There's nothing wrong with feeling angry. It's an emotion that at certain time has its uses; for example if someone was to take something from you anger can ready you to respond. However frequent anger outbursts or anger directed towards yourself can significantly impact on your wellbeing. Difficulty controlling your anger can impact on your relationships, work and reputation.
WhEN DOES ANGER BECOME A PROBLEM?
It's normal for people to feel angry from time to time. Anger becomes a problem when the intensity of outbursts, the frequency and uncontrollable nature become more prominent.
Anger can lead people to lash out at others which in turn leads to them being fearful of you. This can spill over effects onto your relationships. Partners may leave, children may not want to talk or friendships end because of anger.
People with anger problems are triggered relatively easily; they may fly off the handle and resort to physical acts of aggression leading to trouble with the law. Anger outbursts can have significant financial consequences. Anger can lead to problems at work, clients that irritate you or colleagues who get under your skin. This, in turn, affects your work performance and satisfaction you derive from work.

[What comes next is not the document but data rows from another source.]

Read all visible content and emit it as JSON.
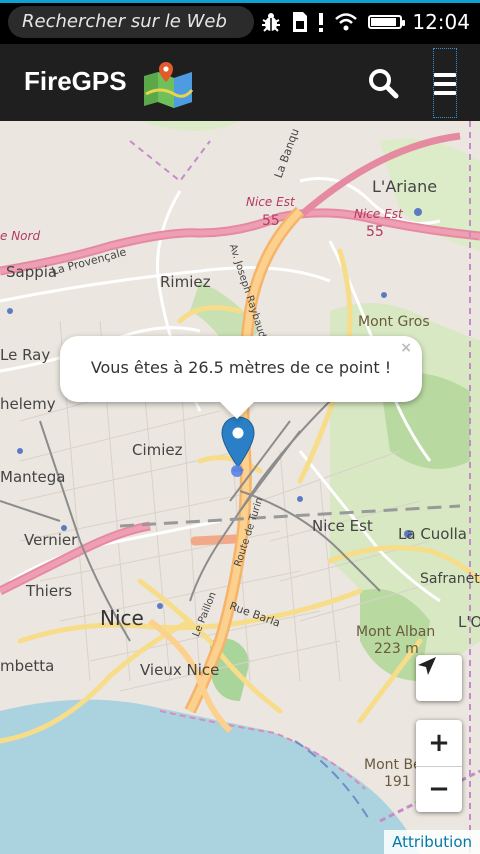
{
  "statusbar": {
    "search_placeholder": "Rechercher sur le Web",
    "time": "12:04",
    "battery_level_percent": 90,
    "icons": [
      "bug-icon",
      "sim-icon",
      "alert-icon",
      "wifi-icon",
      "battery-icon"
    ]
  },
  "appbar": {
    "title": "FireGPS",
    "logo_icon": "map-pin-logo-icon",
    "search_icon": "search-icon",
    "menu_icon": "hamburger-menu-icon"
  },
  "map": {
    "labels": {
      "ariane": "L'Ariane",
      "nice_est_1": "Nice Est",
      "nice_est_2": "Nice Est",
      "road55_1": "55",
      "road55_2": "55",
      "nice_nord": "e Nord",
      "sappia": "Sappia",
      "provencale": "La Provençale",
      "rimiez": "Rimiez",
      "mont_gros": "Mont Gros",
      "le_ray": "Le Ray",
      "chelemy": "helemy",
      "cimiez": "Cimiez",
      "mantega": "Mantega",
      "vernier": "Vernier",
      "thiers": "Thiers",
      "nice": "Nice",
      "nice_est_3": "Nice Est",
      "la_cuolla": "La Cuolla",
      "safranet": "Safranet",
      "mont_alban": "Mont Alban",
      "mont_alban_alt": "223 m",
      "locci": "L'Oc",
      "rue_barla": "Rue Barla",
      "vieux_nice": "Vieux Nice",
      "embetta": "mbetta",
      "mont_boron": "Mont Be",
      "mont_boron_alt": "191",
      "barla_street": "Av. Joseph Raybaud",
      "paillon": "Le Paillon",
      "turin": "Route de Turin",
      "la_banquiere": "La Banqu"
    },
    "popup": {
      "message": "Vous êtes à 26.5 mètres de ce point !",
      "close_label": "×"
    },
    "controls": {
      "locate_icon": "navigate-arrow-icon",
      "zoom_in": "+",
      "zoom_out": "−"
    },
    "attribution": "Attribution",
    "marker_icon": "location-marker-icon"
  },
  "colors": {
    "status_accent": "#0fa0d2",
    "appbar_bg": "#1f1f1f",
    "marker": "#2a7fc6",
    "attribution_link": "#0078a8"
  }
}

Turning to unhelpful coping strategies; alcohol and drugs use to contain the anger.
How can a psychologist help with my anger?
Increasing your awareness of triggers. Exploring times when you have become angry to find triggers. Exploring with your psychologist those comments, people, actions that made you feel angry. Trying to bring out what about those triggers made you angry.
Learning anger management techniques. With your psychologist, you can practice and with time master various techniques to nip your anger outbursts in the bud.
Improving communication skills and negotiating your needs. Often anger outbursts can be averted by better communication. Your psychologist can help you to stop and listen to what is being said, and how to respond in a way that is appropriate and gets your needs met.